# Size of a double bed in Stockholm?



## PClapham (Jun 11, 2016)

Are the sizes similar to ours?  It's cheaper to book a double than a twin in this expensive city!
Thanks for any info

Anita


----------



## SMHarman (Jun 11, 2016)

PClapham said:


> Are the sizes similar to ours?  It's cheaper to book a double than a twin in this expensive city!
> Thanks for any info
> 
> Anita


Double = queen


----------



## Ken555 (Jun 11, 2016)

SMHarman said:


> Double = queen




Absolutely not. Double is smaller than queen.

https://en.m.wikipedia.org/wiki/Bed_size


----------



## SMHarman (Jun 11, 2016)

SMHarman said:


> Double = queen





Ken555 said:


> Absolutely not. Double is smaller than queen.
> 
> https://en.m.wikipedia.org/wiki/Bed_size


Ok yeah. UK / EU king = US queen. So yeah, euro double equals twin. 
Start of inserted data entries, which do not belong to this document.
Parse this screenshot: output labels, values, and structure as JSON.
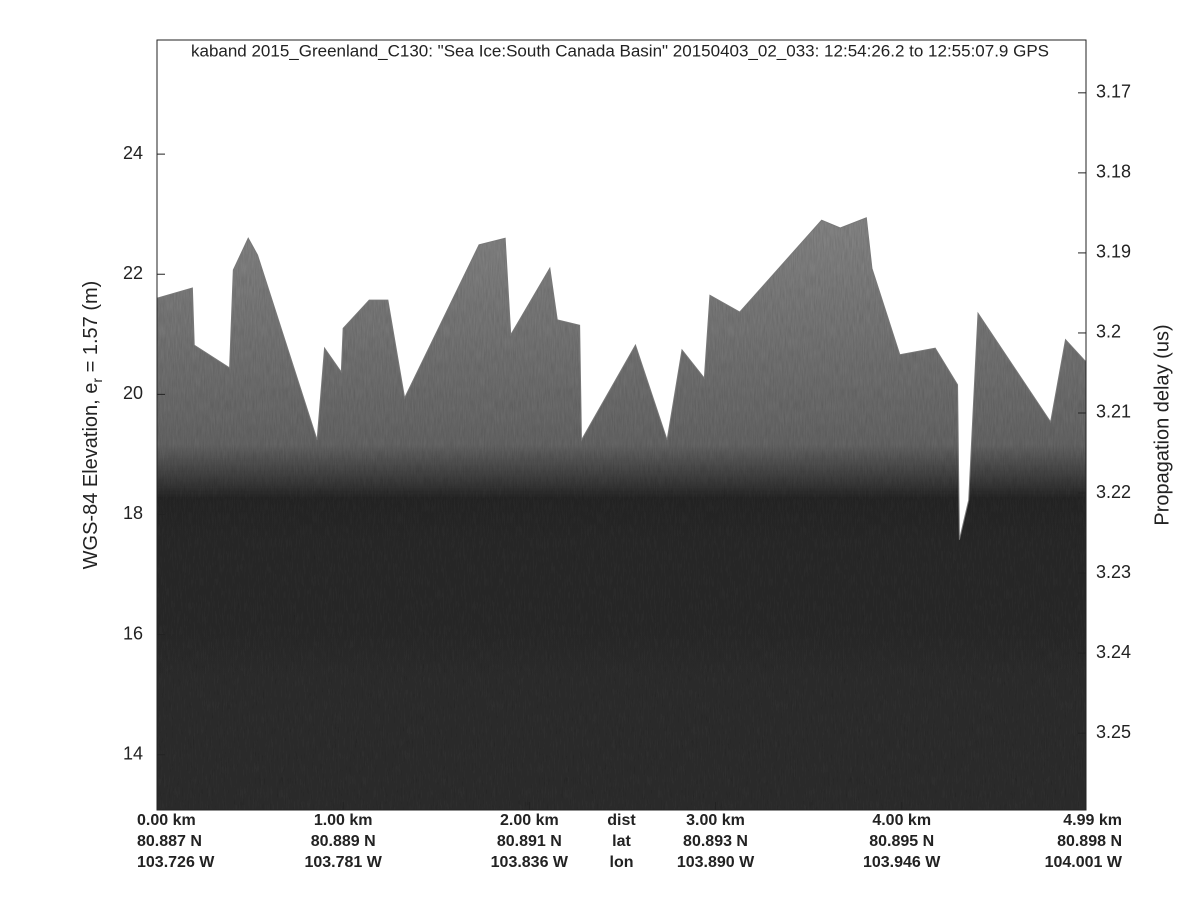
{
  "chart_data": {
    "type": "echogram",
    "title": "kaband 2015_Greenland_C130: \"Sea Ice:South Canada Basin\"  20150403_02_033: 12:54:26.2 to 12:55:07.9 GPS",
    "ylabel": "WGS-84 Elevation, e",
    "ylabel_subscript": "r",
    "ylabel_rest": " = 1.57 (m)",
    "y2label": "Propagation delay (us)",
    "xlim": [
      0,
      4.99
    ],
    "xticks": [
      {
        "value": 0,
        "label": "0.00 km"
      },
      {
        "value": 1,
        "label": "1.00 km"
      },
      {
        "value": 2,
        "label": "2.00 km"
      },
      {
        "value": 3,
        "label": "3.00 km"
      },
      {
        "value": 4,
        "label": "4.00 km"
      },
      {
        "value": 4.99,
        "label": "4.99 km"
      }
    ],
    "lat_labels": [
      "80.887 N",
      "80.889 N",
      "80.891 N",
      "80.893 N",
      "80.895 N",
      "80.898 N"
    ],
    "lon_labels": [
      "103.726 W",
      "103.781 W",
      "103.836 W",
      "103.890 W",
      "103.946 W",
      "104.001 W"
    ],
    "x_row_names": [
      "dist",
      "lat",
      "lon"
    ],
    "ylim": [
      13.08,
      25.9
    ],
    "yticks": [
      14,
      16,
      18,
      20,
      22,
      24
    ],
    "y2lim": [
      3.2596,
      3.1634
    ],
    "y2ticks": [
      3.17,
      3.18,
      3.19,
      {
        "value": 3.2,
        "label": "3.2"
      },
      3.21,
      3.22,
      3.23,
      3.24,
      3.25
    ],
    "series": [
      {
        "color": "#787878",
        "x": [
          0.0,
          0.19,
          0.2,
          0.39,
          0.41,
          0.49,
          0.54,
          0.86,
          0.9,
          0.99,
          1.0,
          1.14,
          1.24,
          1.33,
          1.73,
          1.87,
          1.9,
          2.11,
          2.15,
          2.27,
          2.28,
          2.57,
          2.74,
          2.82,
          2.94,
          2.97,
          3.13,
          3.57,
          3.67,
          3.81,
          3.84,
          3.99,
          4.18,
          4.3,
          4.31,
          4.36,
          4.41,
          4.8,
          4.88,
          4.99
        ],
        "values": [
          21.6,
          21.77,
          20.82,
          20.44,
          22.07,
          22.6,
          22.32,
          19.24,
          20.77,
          20.37,
          21.1,
          21.57,
          21.57,
          19.94,
          22.49,
          22.6,
          20.99,
          22.1,
          21.24,
          21.15,
          19.24,
          20.82,
          19.24,
          20.74,
          20.27,
          21.65,
          21.37,
          22.9,
          22.77,
          22.94,
          22.1,
          20.66,
          20.77,
          20.16,
          17.58,
          18.24,
          21.35,
          19.54,
          20.91,
          20.54
        ]
      }
    ]
  }
}
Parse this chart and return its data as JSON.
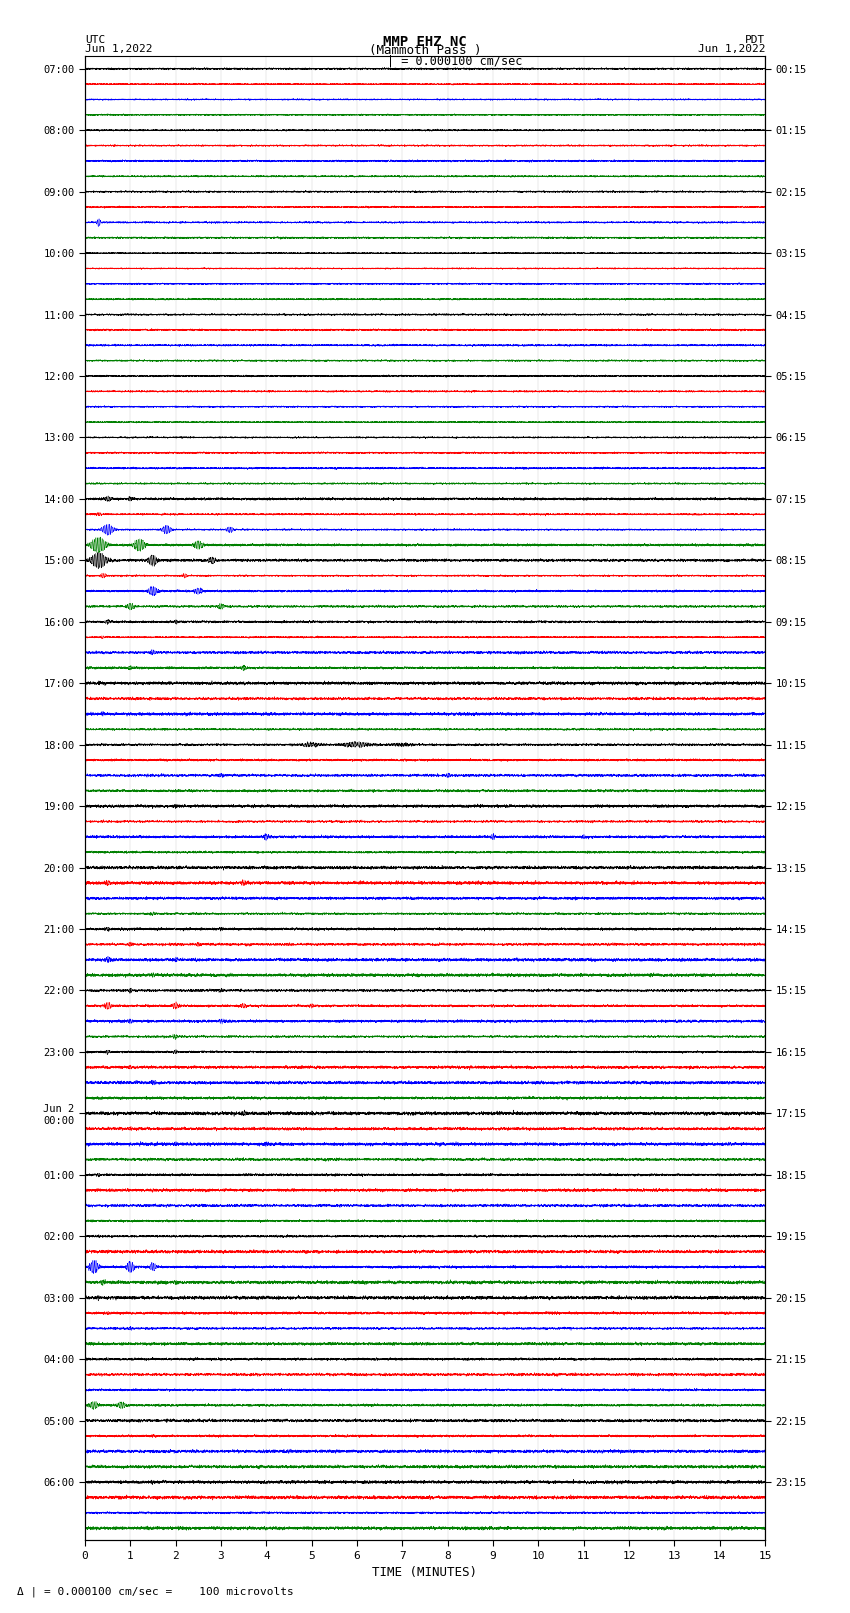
{
  "title_line1": "MMP EHZ NC",
  "title_line2": "(Mammoth Pass )",
  "scale_label": "= 0.000100 cm/sec",
  "bottom_label": "= 0.000100 cm/sec =    100 microvolts",
  "utc_label_line1": "UTC",
  "utc_label_line2": "Jun 1,2022",
  "pdt_label_line1": "PDT",
  "pdt_label_line2": "Jun 1,2022",
  "xlabel": "TIME (MINUTES)",
  "left_times": [
    "07:00",
    "",
    "",
    "",
    "08:00",
    "",
    "",
    "",
    "09:00",
    "",
    "",
    "",
    "10:00",
    "",
    "",
    "",
    "11:00",
    "",
    "",
    "",
    "12:00",
    "",
    "",
    "",
    "13:00",
    "",
    "",
    "",
    "14:00",
    "",
    "",
    "",
    "15:00",
    "",
    "",
    "",
    "16:00",
    "",
    "",
    "",
    "17:00",
    "",
    "",
    "",
    "18:00",
    "",
    "",
    "",
    "19:00",
    "",
    "",
    "",
    "20:00",
    "",
    "",
    "",
    "21:00",
    "",
    "",
    "",
    "22:00",
    "",
    "",
    "",
    "23:00",
    "",
    "",
    "",
    "Jun 2\n00:00",
    "",
    "",
    "",
    "01:00",
    "",
    "",
    "",
    "02:00",
    "",
    "",
    "",
    "03:00",
    "",
    "",
    "",
    "04:00",
    "",
    "",
    "",
    "05:00",
    "",
    "",
    "",
    "06:00",
    "",
    "",
    ""
  ],
  "right_times": [
    "00:15",
    "",
    "",
    "",
    "01:15",
    "",
    "",
    "",
    "02:15",
    "",
    "",
    "",
    "03:15",
    "",
    "",
    "",
    "04:15",
    "",
    "",
    "",
    "05:15",
    "",
    "",
    "",
    "06:15",
    "",
    "",
    "",
    "07:15",
    "",
    "",
    "",
    "08:15",
    "",
    "",
    "",
    "09:15",
    "",
    "",
    "",
    "10:15",
    "",
    "",
    "",
    "11:15",
    "",
    "",
    "",
    "12:15",
    "",
    "",
    "",
    "13:15",
    "",
    "",
    "",
    "14:15",
    "",
    "",
    "",
    "15:15",
    "",
    "",
    "",
    "16:15",
    "",
    "",
    "",
    "17:15",
    "",
    "",
    "",
    "18:15",
    "",
    "",
    "",
    "19:15",
    "",
    "",
    "",
    "20:15",
    "",
    "",
    "",
    "21:15",
    "",
    "",
    "",
    "22:15",
    "",
    "",
    "",
    "23:15",
    "",
    "",
    ""
  ],
  "n_traces": 96,
  "trace_colors_cycle": [
    "black",
    "red",
    "blue",
    "green"
  ],
  "bg_color": "white",
  "xmin": 0,
  "xmax": 15,
  "figsize": [
    8.5,
    16.13
  ],
  "dpi": 100
}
The Wikipedia sets it all out.


----------



## Passepartout (Jun 11, 2016)

Our experience in Europe is that MOST double beds are really two 3/4 size singles pushed together and made up as one bed. Sometimes with a topper, sometimes with just a mattress cover, but you can almost always feel the gap between them.

Jim


----------



## Pompey Family (Jun 12, 2016)

It all depends on the hotel you're staying at. American chain hotels, Marriott, Hilton etc tend to have larger beds so a double would be a queen size however if you're opting for a European hotel then, as Passepartout wrote, you are often likely to encounter two separate beds pushed together (or one large bed with two separate mattresses.


----------



## PClapham (Jun 12, 2016)

Great!  thanks-we  would like either-just don't want a US size double bed.

Anita


----------



## isisdave (Aug 18, 2016)

We've found that in Europe double only means "for two people" and the smallest "double" bed we've seen, which was listed as "queen", was 56 inches wide. This is just twice as wide as a baby's crib.

While on the continent, where people are smaller than Americans, this was not too hard to understand. But in Britain a lot of people are as overweight as we are, and I can't figure out how they fit two into such a bed.

A US "full" or "double" is 53 inches and queen is 60. King is 76.

Most hotels offer "twin" rooms, in which there are two singles, which are usually somewhere around 32 inches. They are usually a few inches apart.


----------